2140541808 bytes recieved in 34.0039 s at 60.0337 MiB/s.                                                      
2140541808 bytes recieved in 34.2830 s at 59.5449 MiB/s.                                                      
2140541808 bytes recieved in 34.2553 s at 59.5931 MiB/s.

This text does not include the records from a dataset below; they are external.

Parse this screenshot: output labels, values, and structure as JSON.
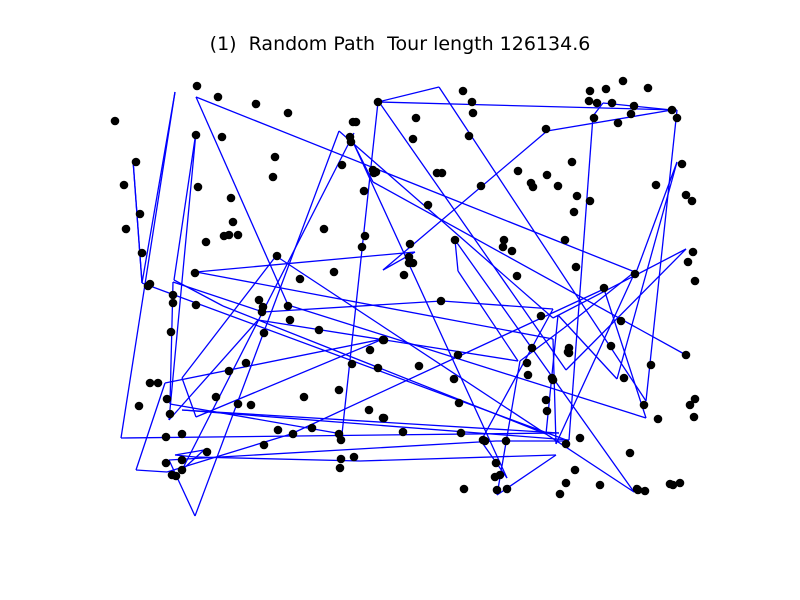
{
  "chart_data": {
    "type": "scatter",
    "title": "(1)  Random Path  Tour length 126134.6",
    "xlabel": "",
    "ylabel": "",
    "axes_visible": false,
    "grid": false,
    "legend": "none",
    "colors": {
      "points": "#000000",
      "path": "#0000ff"
    },
    "xlim": [
      101,
      707
    ],
    "ylim": [
      527,
      65
    ],
    "points": {
      "x": [
        115,
        124,
        126,
        136,
        140,
        142,
        139,
        148,
        150,
        150,
        158,
        166,
        170,
        167,
        173,
        173,
        171,
        176,
        182,
        182,
        166,
        172,
        182,
        196,
        195,
        196,
        197,
        198,
        207,
        206,
        216,
        218,
        222,
        224,
        229,
        229,
        231,
        233,
        238,
        238,
        246,
        251,
        256,
        259,
        262,
        263,
        264,
        264,
        273,
        275,
        277,
        278,
        288,
        288,
        290,
        293,
        300,
        304,
        312,
        319,
        324,
        334,
        339,
        339,
        341,
        340,
        341,
        342,
        352,
        351,
        350,
        353,
        354,
        356,
        362,
        365,
        364,
        370,
        369,
        373,
        374,
        376,
        378,
        378,
        383,
        384,
        383,
        384,
        403,
        404,
        409,
        410,
        409,
        413,
        416,
        413,
        419,
        428,
        437,
        442,
        441,
        455,
        458,
        454,
        459,
        461,
        463,
        464,
        469,
        473,
        472,
        481,
        485,
        483,
        496,
        497,
        495,
        500,
        507,
        506,
        512,
        518,
        503,
        504,
        517,
        527,
        528,
        533,
        531,
        532,
        541,
        546,
        547,
        546,
        547,
        552,
        553,
        558,
        560,
        565,
        566,
        566,
        569,
        569,
        568,
        572,
        574,
        575,
        576,
        577,
        580,
        589,
        590,
        590,
        594,
        597,
        600,
        604,
        606,
        612,
        611,
        618,
        621,
        623,
        624,
        631,
        630,
        634,
        635,
        637,
        638,
        644,
        645,
        648,
        651,
        656,
        658,
        670,
        672,
        673,
        677,
        680,
        682,
        686,
        688,
        686,
        690,
        692,
        693,
        695,
        694,
        695
      ],
      "y": [
        121,
        185,
        229,
        162,
        214,
        253,
        406,
        286,
        284,
        383,
        383,
        437,
        414,
        399,
        295,
        303,
        332,
        476,
        434,
        460,
        463,
        475,
        470,
        305,
        273,
        135,
        86,
        187,
        452,
        242,
        397,
        97,
        137,
        236,
        371,
        235,
        198,
        222,
        235,
        404,
        363,
        405,
        104,
        300,
        312,
        307,
        333,
        445,
        177,
        157,
        256,
        430,
        113,
        306,
        320,
        434,
        279,
        397,
        428,
        330,
        229,
        272,
        434,
        390,
        459,
        468,
        440,
        165,
        364,
        142,
        137,
        122,
        457,
        122,
        247,
        236,
        191,
        350,
        410,
        170,
        173,
        172,
        368,
        102,
        340,
        340,
        418,
        418,
        432,
        275,
        263,
        244,
        257,
        139,
        118,
        263,
        366,
        205,
        173,
        173,
        301,
        240,
        355,
        379,
        403,
        433,
        91,
        489,
        136,
        113,
        102,
        186,
        441,
        440,
        463,
        490,
        477,
        475,
        489,
        441,
        251,
        171,
        247,
        240,
        276,
        363,
        375,
        187,
        183,
        348,
        316,
        129,
        175,
        400,
        411,
        378,
        380,
        186,
        494,
        240,
        444,
        483,
        348,
        353,
        352,
        162,
        212,
        470,
        267,
        196,
        438,
        101,
        91,
        201,
        118,
        103,
        485,
        288,
        89,
        103,
        346,
        123,
        321,
        81,
        378,
        114,
        453,
        106,
        274,
        489,
        490,
        405,
        491,
        88,
        365,
        185,
        419,
        484,
        110,
        485,
        118,
        483,
        164,
        195,
        262,
        355,
        405,
        201,
        252,
        281,
        417,
        399
      ]
    },
    "tour": {
      "x": [
        686,
        373,
        353,
        507,
        481,
        553,
        442,
        263,
        173,
        170,
        342,
        378,
        439,
        646,
        677,
        379,
        566,
        686,
        553,
        339,
        195,
        169,
        496,
        569,
        142,
        133,
        142,
        175,
        121,
        559,
        182,
        569,
        593,
        603,
        672,
        547,
        383,
        415,
        196,
        553,
        556,
        635,
        196,
        288,
        646,
        604,
        291,
        167,
        136,
        165,
        383,
        196,
        182,
        276,
        634,
        455,
        458,
        518,
        258,
        169,
        196,
        174,
        223,
        546,
        558,
        617,
        677,
        637,
        564,
        520,
        497,
        556,
        360,
        195,
        175,
        204,
        182,
        354
      ],
      "y": [
        355,
        182,
        142,
        478,
        441,
        309,
        301,
        312,
        282,
        404,
        434,
        102,
        87,
        401,
        110,
        102,
        370,
        249,
        318,
        131,
        516,
        460,
        441,
        441,
        283,
        160,
        283,
        92,
        438,
        433,
        410,
        440,
        116,
        103,
        110,
        131,
        270,
        252,
        272,
        339,
        444,
        272,
        97,
        305,
        418,
        289,
        434,
        472,
        470,
        383,
        339,
        417,
        378,
        256,
        492,
        240,
        271,
        361,
        320,
        420,
        132,
        280,
        306,
        434,
        315,
        379,
        162,
        270,
        328,
        361,
        495,
        455,
        461,
        457,
        455,
        450,
        470,
        133
      ]
    }
  }
}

Not sure any of that is of particular short term interest beyond getting the API right but seems like TLS in general is more of a performance hit than any flow control issues with HTTP/2. Besides, speaking of flow control, on the off chance we ever intend this to ingest massive datasets, TCP itself will prove to be a bottleneck if there’s much latency.

Source

fetch client

<html><body>
  <script>
    function doUpload() {
      const file = document.getElementsByTagName('input')[0].files[0];
      fetch('/', { method:'PUT', body:file }).then(res => console.log(res));
    }
  </script>
  <input type="file" />
  <button onclick="doUpload()">Upload</button>
</body></html>

XHR client

<html><body>
  <script>
    function doUpload() {
      const file = document.getElementsByTagName('input')[0].files[0];
      const xhr = new XMLHttpRequest();
      xhr.open('PUT', '/');
      xhr.upload.onprogress = e => console.log(e.loaded/e.total);
      xhr.send(file);
    }
  </script>
  <input type="file" />
  <button onclick="doUpload()">Upload</button>
</body></html>

server

package main

import (
	"fmt"
	"io"
	"log"
	"net/http"
	"os"
	"time"
)

func response(rw http.ResponseWriter, req *http.Request) {
	if req.Method == "GET" {
		file, err := os.Open("./fetch.html")
		// file, err := os.Open("./xhr.html")
		defer file.Close()
		if err != nil {
			panic(err)
		}
		io.Copy(rw, file)
	} else if req.Method == "PUT" {
		start := time.Now()
		file, err := os.Create("/tmp/httpout")
		defer file.Close()
		if err != nil {
			panic(err)
		}
		n, err := io.Copy(file, req.Body)
		if err != nil {
			panic(err)
		}

		message := fmt.Sprintf("%d bytes recieved in %.4f s at %.4f MiB/s.\n", n,
			float64(time.Since(start))/1000000000,
			(float64(n)/1024/1024)/(float64(time.Since(start))/1000000000))
		log.Print(message)
		rw.Write([]byte(message))
	}
}

func main() {
	http.HandleFunc("/", response)
	err := http.ListenAndServe(":3000", nil)
	// err := http.ListenAndServeTLS(":3443", "localhost.crt", "localhost.key", nil)
	log.Fatal(err)
}

#2

An interesting little HTTP2 tidbit: you can start your response before the request is complete. So if you want to transform some data on the server you don’t necessarily have to upload the whole file before downloading the transformed version and can instead, if your transformation can be streamed, download the transformed data while the input is being uploaded. Not sure if this really plays into Glint’s core featureset but thought I’d mention it. Maybe useful for something like computed columns based on other datasets, etc.